On Sun, Apr 07, 2013 at 11:02:06PM +0200, Petr Baudis wrote:
>   Hi!
> 
> On Sun, Apr 07, 2013 at 12:05:57PM -0400, Carlos O'Donell wrote:
> > My feeling is that this is positive progress on missing data.
> > 
> > Comments?
> 
>   I think it's fine, Acked-by: Petr Baudis <pasky@ucw.cz>.
> 
>   Thank you for the verbose comments. :-)
> 
>   (Though I'm not particularly fond of having the ASCII contents of the
> datapoint sequence repeated in the comment, as all data duplication adds
> a potential for inconsistencies. Ideally, we would just actually write
> the characters right in the values instead of the codepoints; I didn't
> find any technical reason why to insist on the <U...> syntax for all
> characters.
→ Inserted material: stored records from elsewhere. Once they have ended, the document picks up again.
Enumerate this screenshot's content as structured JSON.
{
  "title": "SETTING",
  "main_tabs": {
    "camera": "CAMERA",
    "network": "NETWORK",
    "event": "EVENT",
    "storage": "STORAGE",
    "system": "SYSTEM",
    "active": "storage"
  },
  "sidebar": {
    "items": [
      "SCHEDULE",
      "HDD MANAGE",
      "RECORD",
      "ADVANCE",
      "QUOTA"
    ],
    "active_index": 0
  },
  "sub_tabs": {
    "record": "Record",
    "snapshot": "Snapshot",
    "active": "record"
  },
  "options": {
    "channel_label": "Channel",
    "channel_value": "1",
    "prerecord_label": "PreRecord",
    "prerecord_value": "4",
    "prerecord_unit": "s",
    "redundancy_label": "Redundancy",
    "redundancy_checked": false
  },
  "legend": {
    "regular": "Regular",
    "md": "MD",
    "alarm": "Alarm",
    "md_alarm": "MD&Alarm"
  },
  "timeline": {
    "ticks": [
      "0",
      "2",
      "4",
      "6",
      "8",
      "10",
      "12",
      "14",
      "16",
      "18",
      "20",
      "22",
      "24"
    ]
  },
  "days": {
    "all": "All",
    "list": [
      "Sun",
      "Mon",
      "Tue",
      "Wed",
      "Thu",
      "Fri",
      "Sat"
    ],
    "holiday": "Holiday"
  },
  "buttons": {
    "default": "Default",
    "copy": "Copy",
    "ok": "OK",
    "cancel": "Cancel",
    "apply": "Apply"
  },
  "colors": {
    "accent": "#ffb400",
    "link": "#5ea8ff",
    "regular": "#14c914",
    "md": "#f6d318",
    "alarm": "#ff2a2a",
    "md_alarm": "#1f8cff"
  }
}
But then again, I'm personally unlikely to gather the
> momentum to do such a change, mainly to verify that it really is 100%
> safe.)

The locales are character set independent, so they will run with utf-8, iso-8859-1, iso-8859-15
and even EBCDIC. They are written in ASCII only, to better the portability between systems with
different character sets.

Originally I wrote many locales using some mnemonic scheme, that
made them easier to read, such as <A> for <U0041>, <B> for <U0042>, <b> for <U0062> etc,
but Ulrich Drepper did not like that and recoded all the locales to use the <Uxxxx> notation.
Some of the mnemonics were a bit complex, but IMHO they were far easier to
proofread than the <Uxxxx> notation, and some came directly from the POSIX standard.
They were documented in the POSIX.2 standard from 1992, and also in TR 14652.